Late last week, somebody leaked a draft of the Government Accountability Office's report on Iraq to the Washington Post. As the Post reported at the time, the leaker leaked out of fear that the report's "strikingly negative" assessment might be watered down before it saw the light of official day.
The report came out today, and what do you know? Where the draft said that Iraq had met just three of 18 benchmarks set for it, the final version released today says Iraq has met three of the benchmarks and partially met four, leaving the Associated Press free to run with the could-have-been-worse headline, "GAO: Iraq Hasn't Met 11 of 18 Benchmarks."
Progress? Well, as long as you forget this: In July, the White House claimed that the Iraqis were making "satisfactory progress" on eight of the 18 benchmarks.

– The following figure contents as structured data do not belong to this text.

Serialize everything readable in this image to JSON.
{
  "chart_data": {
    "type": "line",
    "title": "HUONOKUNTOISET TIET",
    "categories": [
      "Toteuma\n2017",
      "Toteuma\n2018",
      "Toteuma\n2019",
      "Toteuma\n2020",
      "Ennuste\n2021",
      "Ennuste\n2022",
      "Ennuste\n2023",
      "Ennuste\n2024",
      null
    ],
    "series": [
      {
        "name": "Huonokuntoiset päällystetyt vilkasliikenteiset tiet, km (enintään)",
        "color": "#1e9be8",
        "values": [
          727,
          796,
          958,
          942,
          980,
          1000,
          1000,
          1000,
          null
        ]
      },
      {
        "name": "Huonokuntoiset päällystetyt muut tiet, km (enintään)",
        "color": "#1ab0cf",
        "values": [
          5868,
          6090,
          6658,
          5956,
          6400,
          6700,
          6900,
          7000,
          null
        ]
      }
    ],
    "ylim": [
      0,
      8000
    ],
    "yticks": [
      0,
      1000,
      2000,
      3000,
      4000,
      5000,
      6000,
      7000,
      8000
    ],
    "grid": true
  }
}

How did we go from eight of 18 to three of 18? "Overall," the GAO finds, "key legislation has not been passed, violence remains high, and it is unclear whether the Iraqi government will spend $10 billion in reconstruction funds." On a much discussed and much debated security benchmark, the GAO reports that it is "unclear whether sectarian violence in Iraq has decreased ... since it is difficult to measure the perpetrator's intent and other measures of population security show differing trends."
U.S. Comptroller David Walker is presenting the report to the Senate Foreign Relations Committee this afternoon. We're in the hearing room and will report back as events warrant.